European shares closed lower lower on Monday, with basic resources stocks weighing heavily on bourses after weak data from China over the weekend.
China data weighs
The pan-European FTSEurofirst 300 Index ended the first day of the week in negative territory, provisionally closing down 0.5 percent to 1,320.27 points. It took direction from Asia, where Chinese data curbed investor sentiment.
Chinese exports tumbled 18.1 percent in February, while imports rose 10.1 percent from a year earlier, producing a trade deficit of $23 billion, data released on Saturday showed.
That compared with market expectations in a Reuters poll of a rise of 6.8 percent in exports, an 8 percent rise in imports and a trade surplus of $14.5 billion.
U.S. stocks fell also on Monday, dragging the S&P 500 down from its latest record-high, as the China data had investors fretting about the health of the global economy.
(Track: US shares live)
Chris Gaffney, a senior market strategist at EverBank, said Wall Street's decline reflection the data from China — the world's second biggest economy.

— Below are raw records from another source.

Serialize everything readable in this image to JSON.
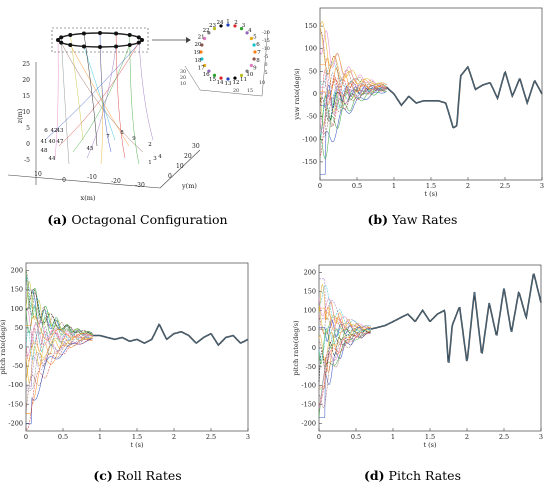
{
  "figure": {
    "captions": [
      {
        "tag": "(a)",
        "text": "Octagonal Configuration"
      },
      {
        "tag": "(b)",
        "text": "Yaw Rates"
      },
      {
        "tag": "(c)",
        "text": "Roll Rates"
      },
      {
        "tag": "(d)",
        "text": "Pitch Rates"
      }
    ]
  },
  "chart_data": [
    {
      "id": "a",
      "type": "scatter",
      "title": "",
      "xlabel": "x(m)",
      "ylabel": "y(m)",
      "zlabel": "z(m)",
      "x_ticks": [
        "-10",
        "-20",
        "-30",
        "0",
        "10"
      ],
      "y_ticks": [
        "0",
        "10",
        "20",
        "30"
      ],
      "z_ticks": [
        "25",
        "20",
        "15",
        "10",
        "5",
        "0",
        "-5"
      ],
      "agent_labels_ground": [
        "6",
        "42",
        "43",
        "41",
        "40",
        "47",
        "48",
        "44",
        "45",
        "7",
        "8",
        "9",
        "2",
        "3",
        "4",
        "1"
      ],
      "inset_labels": [
        "1",
        "2",
        "3",
        "4",
        "5",
        "6",
        "7",
        "8",
        "9",
        "10",
        "11",
        "12",
        "13",
        "14",
        "15",
        "16",
        "17",
        "18",
        "19",
        "20",
        "21",
        "22",
        "23",
        "24"
      ],
      "inset_ticks": [
        "30",
        "20",
        "10",
        "-20",
        "-15",
        "-10",
        "-5",
        "0",
        "5",
        "10",
        "15",
        "20"
      ]
    },
    {
      "id": "b",
      "type": "line",
      "title": "",
      "xlabel": "t (s)",
      "ylabel": "yaw rate(deg/s)",
      "xlim": [
        0,
        3
      ],
      "ylim": [
        -190,
        190
      ],
      "x_ticks": [
        "0",
        "0.5",
        "1",
        "1.5",
        "2",
        "2.5",
        "3"
      ],
      "y_ticks": [
        "150",
        "100",
        "50",
        "0",
        "-50",
        "-100",
        "-150"
      ],
      "consensus": {
        "x": [
          0.9,
          1.0,
          1.1,
          1.2,
          1.3,
          1.4,
          1.5,
          1.6,
          1.7,
          1.8,
          1.85,
          1.9,
          2.0,
          2.1,
          2.2,
          2.3,
          2.4,
          2.5,
          2.6,
          2.7,
          2.8,
          2.9,
          3.0
        ],
        "y": [
          15,
          0,
          -25,
          -5,
          -20,
          -15,
          -15,
          -15,
          -20,
          -75,
          -70,
          40,
          60,
          10,
          20,
          25,
          -10,
          50,
          -5,
          35,
          -20,
          30,
          0
        ]
      }
    },
    {
      "id": "c",
      "type": "line",
      "title": "",
      "xlabel": "t (s)",
      "ylabel": "pitch rate(deg/s)",
      "xlim": [
        0,
        3
      ],
      "ylim": [
        -220,
        220
      ],
      "x_ticks": [
        "0",
        "0.5",
        "1",
        "1.5",
        "2",
        "2.5",
        "3"
      ],
      "y_ticks": [
        "200",
        "150",
        "100",
        "50",
        "0",
        "-50",
        "-100",
        "-150",
        "-200"
      ],
      "consensus": {
        "x": [
          0.9,
          1.0,
          1.1,
          1.2,
          1.3,
          1.4,
          1.5,
          1.6,
          1.7,
          1.8,
          1.9,
          2.0,
          2.1,
          2.2,
          2.3,
          2.4,
          2.5,
          2.6,
          2.7,
          2.8,
          2.9,
          3.0
        ],
        "y": [
          30,
          30,
          25,
          20,
          25,
          15,
          20,
          10,
          20,
          60,
          20,
          35,
          40,
          30,
          10,
          25,
          35,
          5,
          25,
          30,
          10,
          20
        ]
      }
    },
    {
      "id": "d",
      "type": "line",
      "title": "",
      "xlabel": "t (s)",
      "ylabel": "pitch rate(deg/s)",
      "xlim": [
        0,
        3
      ],
      "ylim": [
        -220,
        220
      ],
      "x_ticks": [
        "0",
        "0.5",
        "1",
        "1.5",
        "2",
        "2.5",
        "3"
      ],
      "y_ticks": [
        "200",
        "150",
        "100",
        "50",
        "0",
        "-50",
        "-100",
        "-150",
        "-200"
      ],
      "consensus": {
        "x": [
          0.7,
          0.8,
          0.9,
          1.0,
          1.1,
          1.2,
          1.3,
          1.4,
          1.5,
          1.6,
          1.7,
          1.75,
          1.8,
          1.9,
          2.0,
          2.1,
          2.2,
          2.3,
          2.4,
          2.5,
          2.6,
          2.7,
          2.8,
          2.9,
          3.0
        ],
        "y": [
          50,
          55,
          60,
          70,
          80,
          90,
          70,
          100,
          70,
          90,
          100,
          -50,
          60,
          110,
          -40,
          150,
          -20,
          120,
          30,
          160,
          40,
          150,
          80,
          200,
          120
        ]
      }
    }
  ]
}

"China's exports dropped pretty startling, and the Chinese are again dropping the value of their currency, which has investors worrying about the global recovery," said Gaffney.
Mining stocks in Europe — which are heavily exposed to China — traded lower on Monday, with Anglo American closing down 2.2 percent lower, as well as Rio Tinto, BHP Billiton, Fresnillo and Glencore Xstrata all posting declines.
Gains at British American Tobacco and Rolls-Royce allowed the FTSE 100 to pare some losses, but the British index still declined, hitting its lowest level since mid-February during the session. It closed unofficially down 0.5 percent.
Ukraine in focus
Developments in Ukraine — which dominated markets last week — continued to be monitored by investors, with most European indexes swinging lower on Monday afternoon after the Interfax news agency reported Russian troops opened fire during a takeover of a Ukrainian naval post in Crimea.
The news agency also reported that German Chancellor Angela Merkel delivered a rebuke to Putin on Sunday, telling him that the planned Moscow-backed referendum was illegal.
On the data front, French industrial output numbers showed a decline of 0.2 percent for January, which met analysts' expectations. The figures for Italy — on a seasonally adjusted basis — showed a rise of 1.0 percent for January, beating estimates of a 0.4 percent rise.
In other stocks news, flavorings company Symrise saw its shares fall 3.3 percent after releasing its 2013 earnings. Traders said that both its net-profit and dividend had failed to meet expectations. However, shares turned around to closed higher by 2.8 percent.
Meanwhile, U.S. fruit distributor Chiquita Brands International Inc is to buy Irish rival Fyffes, in an all-stock deal valued at $526 million to create the world's biggest banana supplier. Shares of Fyffes climbed 45 percent on the news.